Beyond the Class Action Rule: An Inventory of Statutory Possibilities to Improve the Federal Class Action
Thomas D. Rowe, Jr.
This Article surveys several areas in which legislation might enhance the utility of federal class actions. It does not suggest a statutory form of class action like statutory interpleader, but it takes initial inspiration from the interpleader statutes’ treatment of subjects beyond the joinder device itself—subject-matter jurisdiction, venue, personal jurisdiction, and antisuit injunctions. The matters on which legislation might be most useful are supplemental jurisdiction, to overrule the limiting holding of Zahn v. International Paper Co. with some possible parallel broadenings of supplemental jurisdiction for nonclass contexts; and authority to enjoin state-court proceedings that could substantially interfere with the conduct of a federal class action. The Article omits treatment of choice-of-law issues, which are the subject of another contribution to this Symposium. Beyond areas suggested by the interpleader statute, the Article discusses some issues of substance-specific procedural rules and the problems posed by global settlement funds.
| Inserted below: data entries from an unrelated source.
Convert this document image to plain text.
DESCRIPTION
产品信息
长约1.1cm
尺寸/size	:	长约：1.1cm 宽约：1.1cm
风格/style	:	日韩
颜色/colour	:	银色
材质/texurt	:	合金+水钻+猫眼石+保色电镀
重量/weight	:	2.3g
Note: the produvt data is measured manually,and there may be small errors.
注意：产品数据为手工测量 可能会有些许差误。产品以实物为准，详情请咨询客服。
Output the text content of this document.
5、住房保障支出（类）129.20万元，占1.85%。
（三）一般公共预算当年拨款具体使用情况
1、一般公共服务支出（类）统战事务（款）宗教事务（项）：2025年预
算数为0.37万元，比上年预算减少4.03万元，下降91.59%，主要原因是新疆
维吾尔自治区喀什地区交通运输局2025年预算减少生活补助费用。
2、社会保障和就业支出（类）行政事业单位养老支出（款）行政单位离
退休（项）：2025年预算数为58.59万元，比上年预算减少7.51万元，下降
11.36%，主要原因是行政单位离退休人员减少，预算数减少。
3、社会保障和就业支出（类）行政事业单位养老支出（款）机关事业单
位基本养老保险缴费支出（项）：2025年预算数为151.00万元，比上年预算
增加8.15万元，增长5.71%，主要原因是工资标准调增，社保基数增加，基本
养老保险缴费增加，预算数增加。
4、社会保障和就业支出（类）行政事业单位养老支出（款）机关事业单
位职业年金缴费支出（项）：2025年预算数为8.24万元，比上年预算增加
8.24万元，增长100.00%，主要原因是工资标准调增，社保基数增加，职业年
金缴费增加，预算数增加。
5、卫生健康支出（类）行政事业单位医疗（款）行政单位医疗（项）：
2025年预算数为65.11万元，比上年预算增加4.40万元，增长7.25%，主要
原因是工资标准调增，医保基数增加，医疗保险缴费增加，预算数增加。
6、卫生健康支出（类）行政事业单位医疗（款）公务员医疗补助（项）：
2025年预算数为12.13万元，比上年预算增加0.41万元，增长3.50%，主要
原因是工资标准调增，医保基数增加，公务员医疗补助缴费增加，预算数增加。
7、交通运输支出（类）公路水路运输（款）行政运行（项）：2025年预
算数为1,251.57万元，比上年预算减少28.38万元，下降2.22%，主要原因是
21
Aside from particular substantive fields such as securities-fraud litigation, federal legislation dealing with class actions does not seem likely for the present. While some statutory measures could be helpful, and others of a broader nature such as authorization or trial in addition to pretrial proceedings after transfer and consolidation could be useful in class as well as nonclass litigation, the main focus for any class action changes belongs on Rule 23 itself and not on legislation.